Zoom arrière : Les nouvelles règles pourraient profondément transformer la dynamique politique de la Rue de la Loi.

  • Ceux qui seront chargés de former les futurs gouvernements en Belgique et de rédiger les accords de coalition se retrouveront confrontés à une contrainte financière de plus en plus rigide. Cela concerne non seulement le gouvernement fédéral, avec un déficit légèrement au-dessus de 3 %, mais aussi les gouvernements bruxellois et wallon, et particulièrement celui de la Fédération Wallonie-Bruxelles, tous aux prises avec des déficits importants et un niveau d’endettement préoccupant. « Nous devrons élaborer des plans auxquels nous devrons nous tenir rigoureusement », affirme Van Peteghem.
  • Pour le PS, ce corset européen représente donc un véritable choc : déjà il y a dix ans, Magnette peinait face à la tenaille européene qui « s’ingérait dans la politique sociale des États membres ». Prochainement, la Commission européenne posera inévitablement les mêmes questions au gouvernement fédéral, notamment sur l’absence de réformes du marché du travail ou des retraites de grande ampleur.

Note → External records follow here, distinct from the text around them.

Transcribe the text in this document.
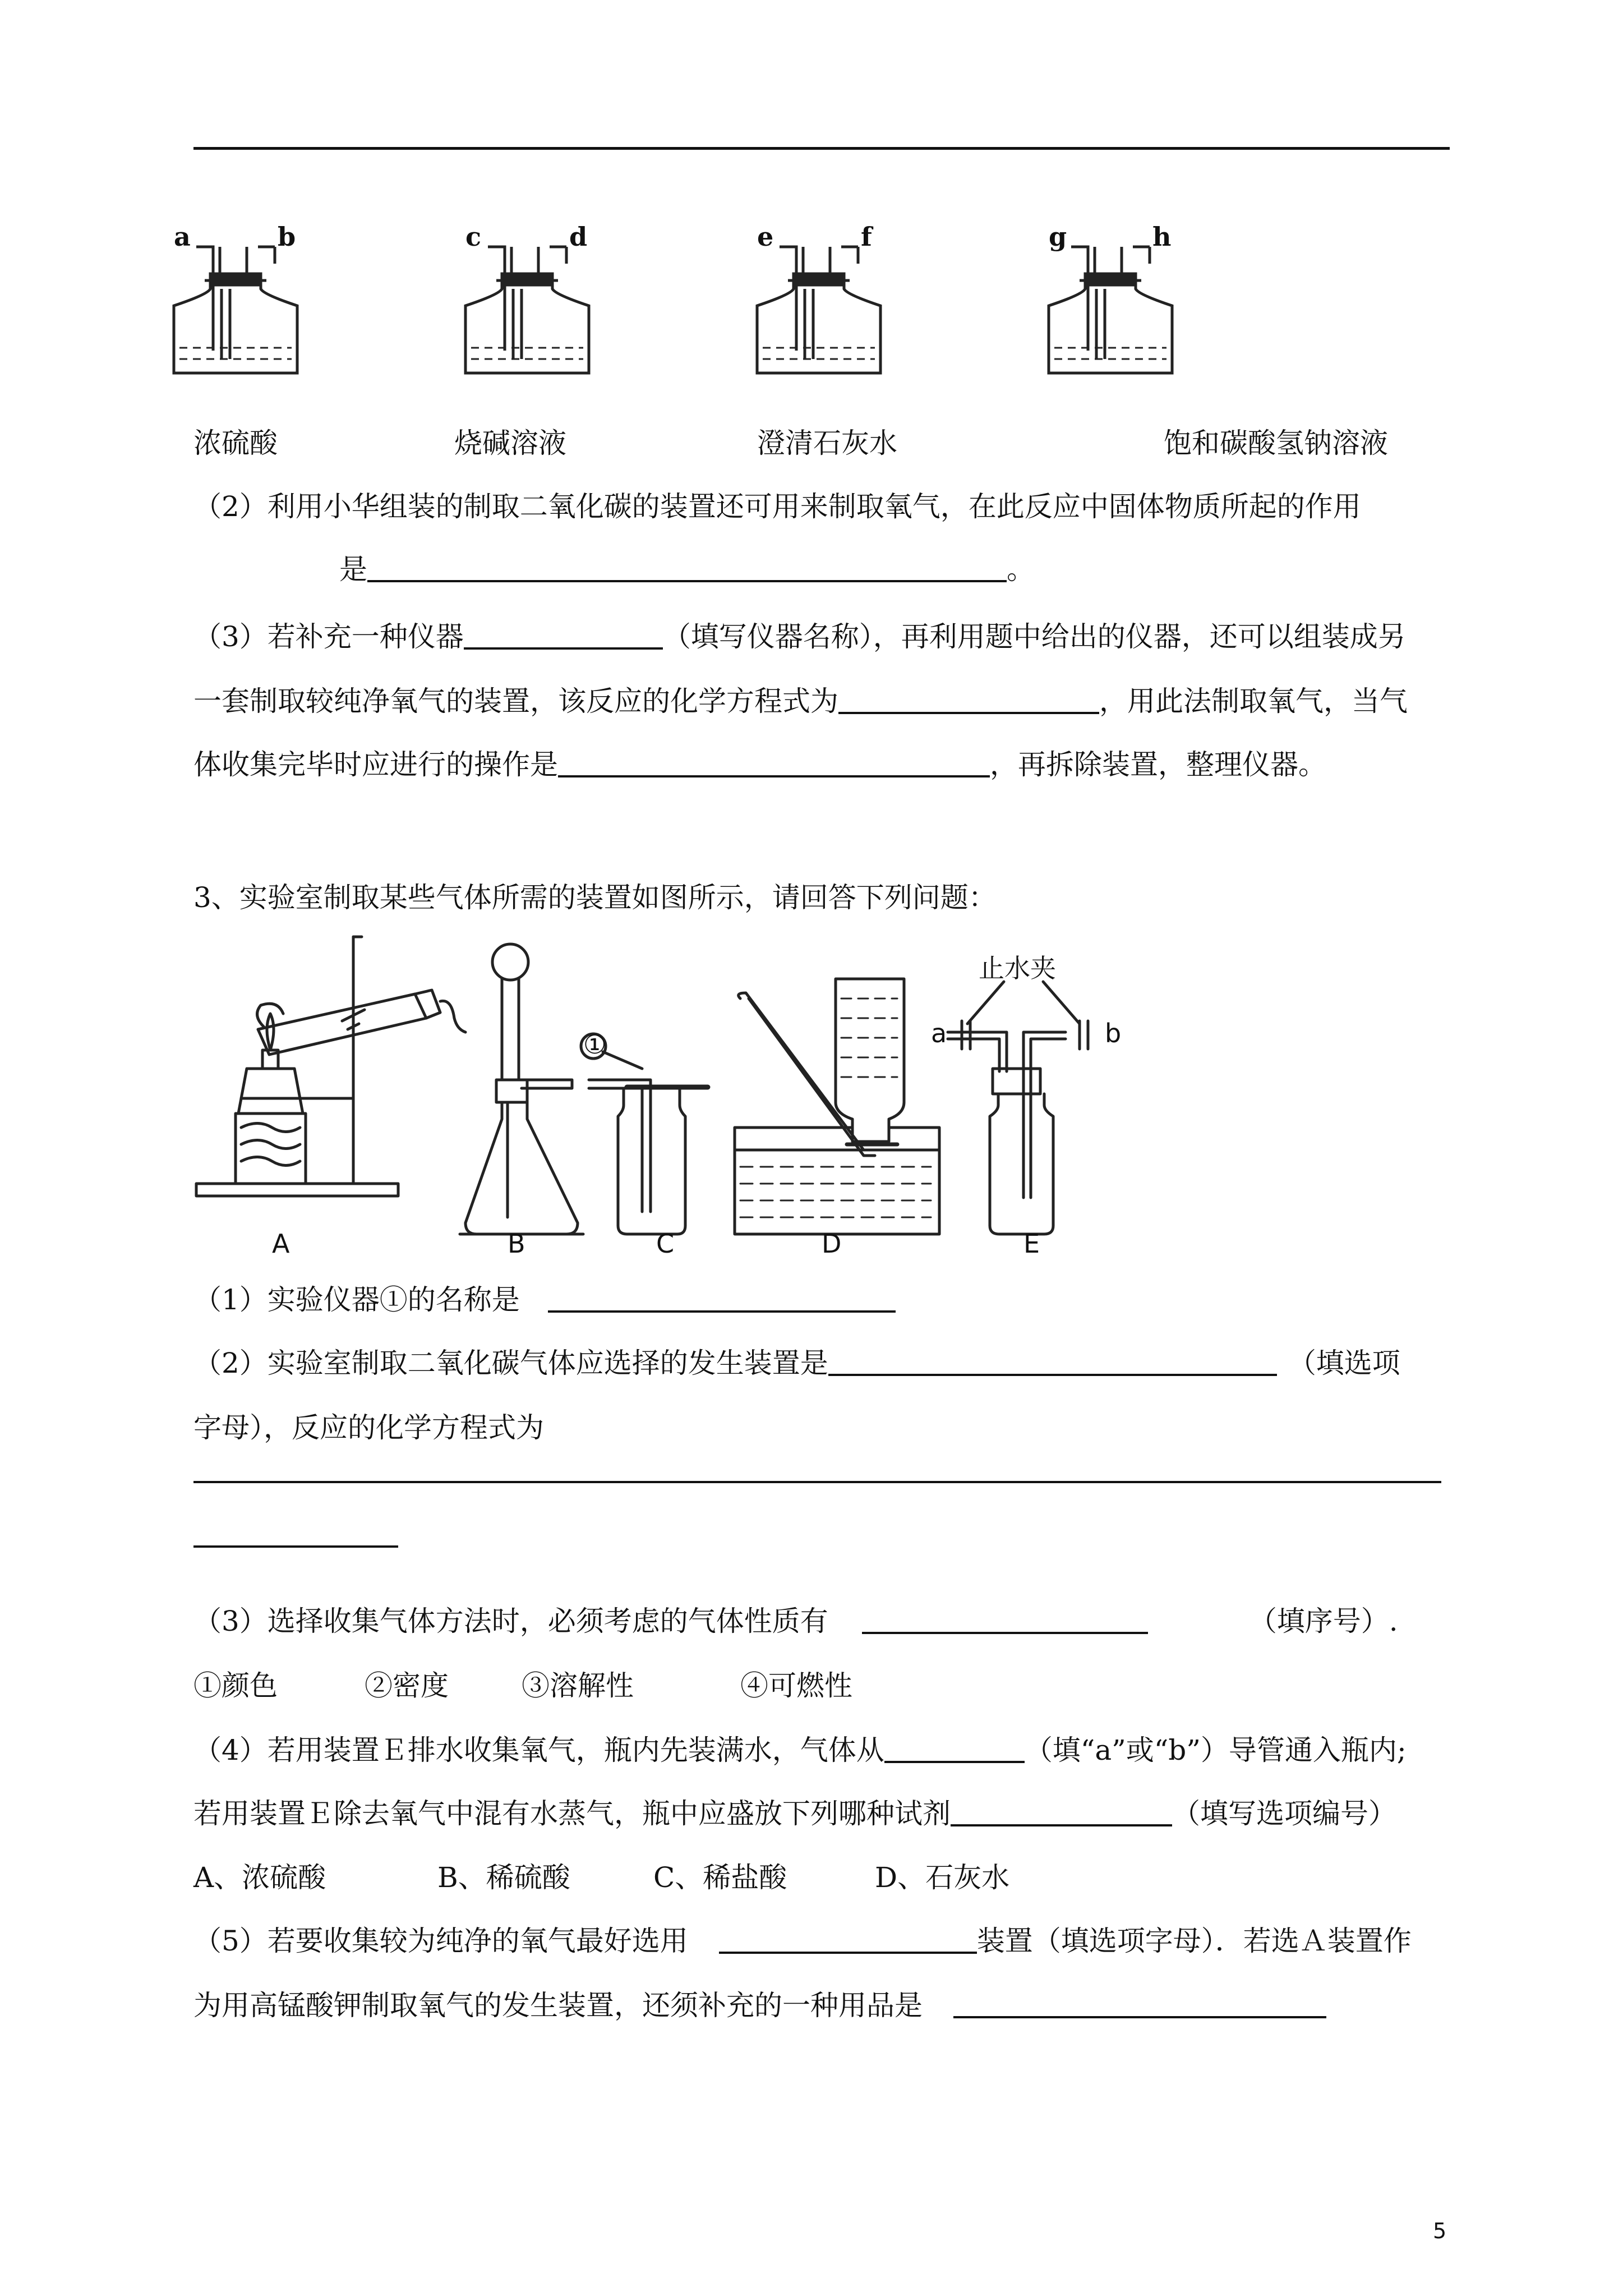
浓硫酸	烧碱溶液	澄清石灰水	饱和碳酸氢钠溶液
（2）利用小华组装的制取二氧化碳的装置还可用来制取氧气，在此反应中固体物质所起的作用
是	。
（3）若补充一种仪器	（填写仪器名称），再利用题中给出的仪器，还可以组装成另
一套制取较纯净氧气的装置，该反应的化学方程式为	，用此法制取氧气，当气
体收集完毕时应进行的操作是	，再拆除装置，整理仪器。
3、实验室制取某些气体所需的装置如图所示，请回答下列问题：
止水夹
a	b
①
A	B	C	D	E
（1）实验仪器①的名称是
（2）实验室制取二氧化碳气体应选择的发生装置是	（填选项
字母），反应的化学方程式为
（3）选择收集气体方法时，必须考虑的气体性质有	（填序号）.
①颜色	②密度	③溶解性	④可燃性
（4）若用装置Ｅ排水收集氧气，瓶内先装满水，气体从	（填“a”或“b”）导管通入瓶内;
若用装置Ｅ除去氧气中混有水蒸气，瓶中应盛放下列哪种试剂	（填写选项编号）
A、浓硫酸	B、稀硫酸	C、稀盐酸	D、石灰水
（5）若要收集较为纯净的氧气最好选用	装置（填选项字母）．若选Ａ装置作
为用高锰酸钾制取氧气的发生装置，还须补充的一种用品是
5
a	b	c	d	e	f	g	h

  • Cependant, Van Peteghem tempère : « Avec les règles précédentes, nous étions déjà contraints, mais maintenant nous disposons d’un cadre qui permet à la fois les investissements et les réformes. » Il est fort probable que le prochain gouvernement fédéral soit confronté à un défi budgétaire similaire à celui relevé par les gouvernements Dehaene I et II dans les années 90, dans l’objectif d’adopter l’euro.
  • Les négociations gouvernementales s’annoncent donc particulièrement ardues : qui sera prêt à se lancer dans de telles manœuvres budgétaires ? À cela s’ajoutera probablement une dimension communautaire : en raison de la Loi Spéciale de Financement (LSF), les gouvernements des régions francophones seront encore plus en difficulté financière.
  • La Belgique, qui s’apprête à reprendre la présidence tournante de l’UE, est confrontée à un défi particulier. Elle doit travailler avec l’accord espagnol au Conseil européen pour parvenir à un compromis au Parlement européen qui soit soutenu par la majorité des députés. Le ministre des Finances, Vincent Van Peteghem (cd&v), et le Premier ministre, Alexander De Croo (Open Vld), doivent donc s’atteler à cette tâche.
  • Il est fort probable que cette situation entraîne des réactions virulentes de la part de Magnette et de son lieutenant Thomas Dermine (PS) envers l’Europe. Au PS, l’analyse prédominante est qu’ils ne peuvent pas dicter la politique sociale des États membres. Et que la politique d’austérité n’a mené qu’à des désastres. C’est un point que le chef de groupe PS à la Chambre, Ahmed Laaouej, a réaffirmé cette semaine avec conviction lors du débat sur le budget.
  • La suite de cette situation est donc à suivre de près. Cependant, les options sont limitées : sans accord européen, les anciennes règles budgétaires seront remises en place en 2024, et elles pourraient s’avérer encore plus contraignantes pour la Belgique si elles sont vraiment appliquées, comme l’indique Van Petehem.